Financial independence is the status of having sufficient income to meet one’s needs without being dependent on others. While savings and good investment habits are crucial to maximising one’s finances, there are external factors that limit a woman from attaining financial independence.
If Nigeria is to reach its economic potential, women must be empowered and actively involved in development processes. In this article, we’re sharing seven ways to help Nigerian women become financially independent so they can fulfil and maximise their life goals.
1.Challenge gender stereotypes in childhood: Gender awareness should begin in early childhood education and continue through life. It’s essential to change people’s mindset about roles that are “traditionally” for women such as “unpaid care” to create a more tolerant and fair society.
2. Businesses should adopt inclusive hiring processes: We need to raise awareness in our workplaces about women’s potentials. This includes women in the informal sector who are often forgotten in development propositions. Employers should look beyond a CV and focus on the skills both men and women have. This will encourage more inclusive hiring practices.
3. Grant women access to capital: According to a PWC survey in 2020, women in Nigeria hold 41% of micro-enterprises. This translates to over 23 million women working in this sector making Nigeria one of the countries with the highest number of female entrepreneurs in the world.

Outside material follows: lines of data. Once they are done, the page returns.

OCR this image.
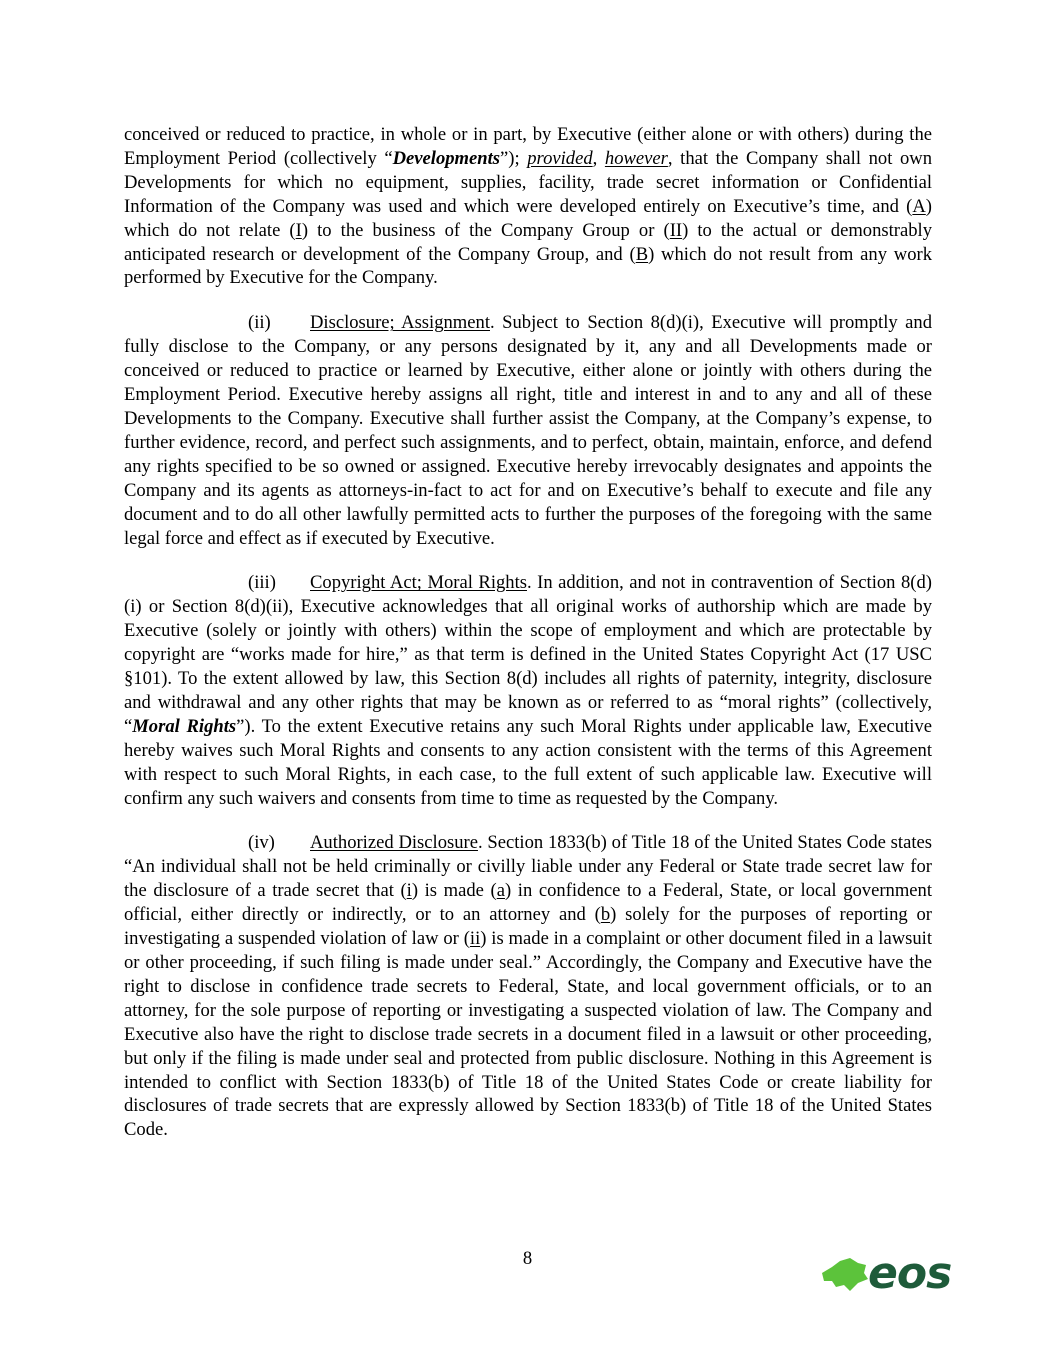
conceived or reduced to practice, in whole or in part, by Executive (either alone or with others) during the Employment Period (collectively “Developments”); provided, however, that the Company shall not own Developments for which no equipment, supplies, facility, trade secret information or Confidential Information of the Company was used and which were developed entirely on Executive’s time, and (A) which do not relate (I) to the business of the Company Group or (II) to the actual or demonstrably anticipated research or development of the Company Group, and (B) which do not result from any work performed by Executive for the Company.

(ii) Disclosure; Assignment. Subject to Section 8(d)(i), Executive will promptly and fully disclose to the Company, or any persons designated by it, any and all Developments made or conceived or reduced to practice or learned by Executive, either alone or jointly with others during the Employment Period. Executive hereby assigns all right, title and interest in and to any and all of these Developments to the Company. Executive shall further assist the Company, at the Company’s expense, to further evidence, record, and perfect such assignments, and to perfect, obtain, maintain, enforce, and defend any rights specified to be so owned or assigned. Executive hereby irrevocably designates and appoints the Company and its agents as attorneys-in-fact to act for and on Executive’s behalf to execute and file any document and to do all other lawfully permitted acts to further the purposes of the foregoing with the same legal force and effect as if executed by Executive.

(iii) Copyright Act; Moral Rights. In addition, and not in contravention of Section 8(d)(i) or Section 8(d)(ii), Executive acknowledges that all original works of authorship which are made by Executive (solely or jointly with others) within the scope of employment and which are protectable by copyright are “works made for hire,” as that term is defined in the United States Copyright Act (17 USC §101). To the extent allowed by law, this Section 8(d) includes all rights of paternity, integrity, disclosure and withdrawal and any other rights that may be known as or referred to as “moral rights” (collectively, “Moral Rights”). To the extent Executive retains any such Moral Rights under applicable law, Executive hereby waives such Moral Rights and consents to any action consistent with the terms of this Agreement with respect to such Moral Rights, in each case, to the full extent of such applicable law. Executive will confirm any such waivers and consents from time to time as requested by the Company.

(iv) Authorized Disclosure. Section 1833(b) of Title 18 of the United States Code states “An individual shall not be held criminally or civilly liable under any Federal or State trade secret law for the disclosure of a trade secret that (i) is made (a) in confidence to a Federal, State, or local government official, either directly or indirectly, or to an attorney and (b) solely for the purposes of reporting or investigating a suspended violation of law or (ii) is made in a complaint or other document filed in a lawsuit or other proceeding, if such filing is made under seal.” Accordingly, the Company and Executive have the right to disclose in confidence trade secrets to Federal, State, and local government officials, or to an attorney, for the sole purpose of reporting or investigating a suspected violation of law. The Company and Executive also have the right to disclose trade secrets in a document filed in a lawsuit or other proceeding, but only if the filing is made under seal and protected from public disclosure. Nothing in this Agreement is intended to conflict with Section 1833(b) of Title 18 of the United States Code or create liability for disclosures of trade secrets that are expressly allowed by Section 1833(b) of Title 18 of the United States Code.

8	eos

In spite of the key role women play in the economy, they still have a hard time accessing capital than their male counterparts. Capital here refers to financial resources, training, assets (such as land rights, collaterals), technology, and networks.
Research has revealed the complexities in loan arrangements, lack of collaterals and the fact that women are not viewed as high-interest groups by traditional financial institutions have festered the gender financing gap in business. We need to change our perception that women are not adequately equipped to manage businesses. We should also adopt a holistic approach to supporting women-owned businesses.
For example, providing cash to women is insufficient; additional training is required so that they can effectively utilize these resources. HerVest, Nigeria’s first female-focused inclusive digital platform, adopts this holistic approach in addressing the inefficiencies in the Nigerian agricultural value chain. Through its gender lens strategy, HerVest provides female farmers in Northern and Southern Nigeria with credit facilities, training and markets to improve their livelihoods.
4. Gender policies must walk the talk: While it’s essential to create policies that promote economic gender equality, we need to adequately enforce existing policies to achieve real progress. Government and corporations must move beyond mere tokenism for public favour to genuinely walk the talk.
5. Engage the informal sector: The informal economy in Nigeria is projected to be worth $48.2bn, yet its activities are devalued in economic planning. If we are to significantly reduce poverty and unemployment in Nigeria, informal workers must be actively engaged as valuable economic agents.
6. A shift in negative self-perception: A study by the IMF in 2020 revealed African women to be collaborators in the gender financing gap due to a self-perception of “credit-unworthiness”. The study showed that women were more likely to “self-select” out of the credit market due to an undervalued sense of creditworthiness. It revealed that even in the absence of discriminatory practices, women did not apply for loans because they felt their loans will be denied.
To deal with this behaviour, women need to improve their financial literacy. They should acquire the skills and tools that will support them in managing and maximising their financial resources. They should be determined to pursue goals notwithstanding external and internal obstacles.
7. Leverage emergencies as an opportunity: The Covid-19 pandemic exposed and sharpened existing gender inequalities; disproportionately affecting women because of their large presence in informal sectors.
While this may appear to be a crisis, it can also be used to fully address the socio-economic difficulties that women face. Domestic violence against women, rape, sexual assault, child marriage, underemployment, and unemployment can all be addressed by constructing environmentally and socially sensitive models that ensure the entire population, not just a privileged few, benefit from economic progress.